Yudhishthira, dressed as a brahmana, joined the long queue to meet King Virata, who was receiving visitors in his court. After several days, the Pandava met one official who vetted petitions. The underlings directed people who faced problems that had ready answers to courtiers who resolved their issues. The king only heard matters which his courtiers could not resolve to the petitioner’s satisfaction.
When it was Yudhishthira’s turn, he informed the official that he was a recent visitor to the kingdom and wished to make a living as a dice player.
“You’re a brahmana. Why indulge in the darker arts?” said the official.
“There’s nothing dark about a dice game, just as a sharp blade commits no sin on its own. Both depend on the wielder, his values, and intentions,” said Yudhishthira.
“You speak well and your answer hints of some depth,” said the man. “Do you have your dice?”
Yudhishthira retrieved a pair of dice from his garment, and the man called a series of numbers. The Pandava rolled whatever number the man called. A small group gathered and exclaimed with every throw.
“What’s the matter here?”
The crowd parted and a high noble approached the table. The underling official stood up and related Yudhishthira’s wish to find gainful employment as a dice player.
“What’s your name, brahmana,” said the high noble.
“People know me as Kanka,” said Yudhishthira.
“Do you know the science of probabilities?”
“The probabilities come to live only if one rolls the dice in the same fashion,” said Yudhishthira. “A vidhuan knows the secret of controlling muscle twitches.”
“You know your science, brahmana. Your garments are poor but your bearing hints of royalty.”
“Many years ago, I stewarded in Maharaj Yudhishthira’s royal household and enjoyed the privilege of watching and learning from him. When darkness fell on Indraprastha, I left the light and had been living a life of a mendicant.”
“You’re acquainted with Maharaja Yudhishthira? You’re blessed indeed, for I have not had that privilege. Very well, Kanka. Follow me.”
The high noble brought Yudhishthira to a private apartment. Man-servants attended to the Pandava. They bathed him and rubbed fragrant oils on his skin and adorned him with fine clothing; and plied him with food and drinks. In was evening when the high noble returned.
“Come with me, Kanka.
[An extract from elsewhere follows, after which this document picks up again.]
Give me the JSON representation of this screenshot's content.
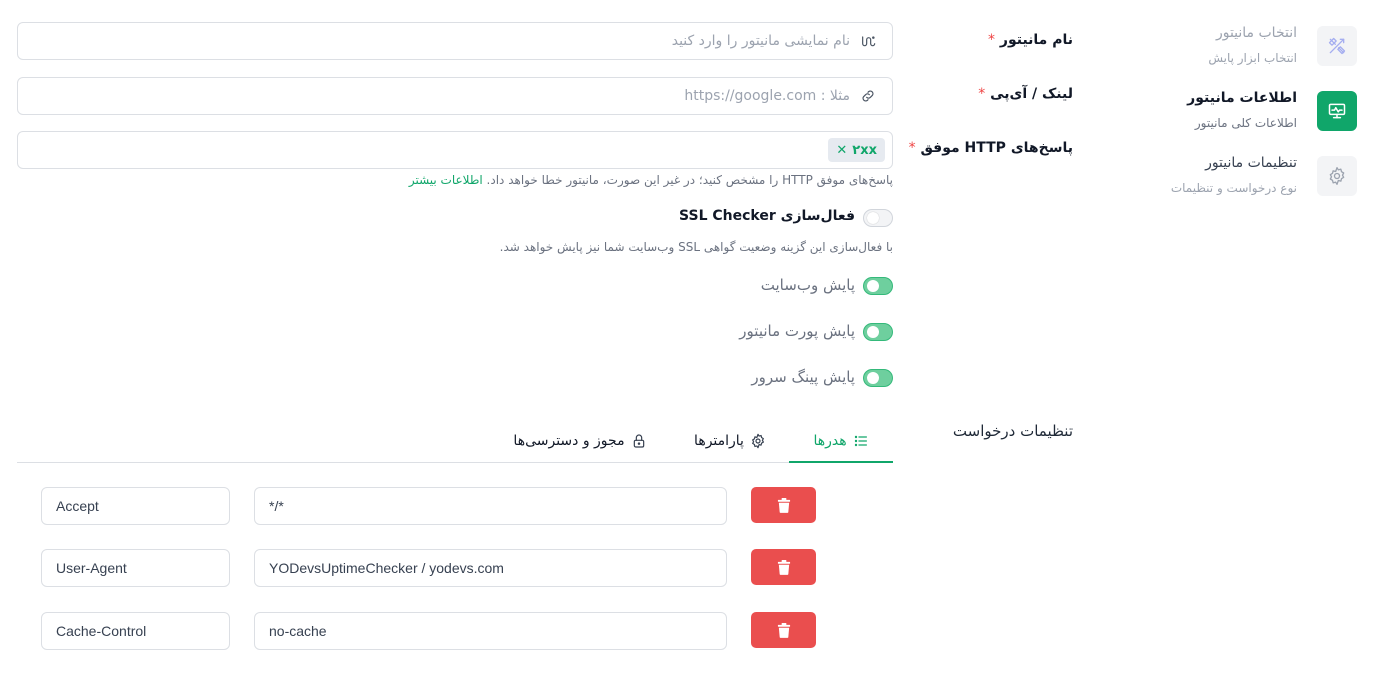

King Virata wishes to meet and hear all you have to say regarding the Pandava king and his brothers.”
They walked down a long corridor and reached an ornate double door. Before entering the royal meeting room, the high noble said,
“Keep your head low and eyes down. Do not even cast glances at the maidservants. Speak only when spoken to. And never interrupt the king or his nobles.”
Virata started with one question, and that led to many. Their meeting stretched into the early hours of the following morning. The king’ said,
“Is the Goddess of Luck with you, brahmana?”
“The soothsayers predicted that whoever I teach my craft to will enjoy the companionship of the Goddess of Luck,” said Kanka.
The king then tested the brahmana’s skills with the dice, interspersing the tests with relentless questions regarding the Kuru elders, the Kauravas, the Pandavas and the dice game that ruined and tore apart the Kuru family.
Kanka juggled his focus on manipulating the dice and responding with caution to the questions regarding his family. If the brahmana did not reveal enough, the king would suspect his claim about having worked for the Pandavas. But if he provided too much details, the king would hold it against him, as servants were expected to keep their ears shut when they went about their duties. Virata probed into matters that were common knowledge among the courtiers in Indraprastha, and Kanka provided truthful answers. When Virata’s questions delved into matters not known outside the family circle, Kanka feigned ignorance.
Yudhishthira’s performance impressed Virata. The Pandava convinced the Matsya king and his courtiers that indeed he had served as one of the royal stewards. Throughout the discourse, Virata and his nobles tested Yudhishthira’s dice skills. He passed all their tests and answered all their questions to full satisfaction.
By day break, Virata had appointed Kanka to tutor him on the intricacies of wielding and controlling the dice throw. The brahmana continued to impress the king with his vast knowledge of statecraft and strategy. And the Matsya king appointed the Pandava as an advisor and permanent member of the royal court.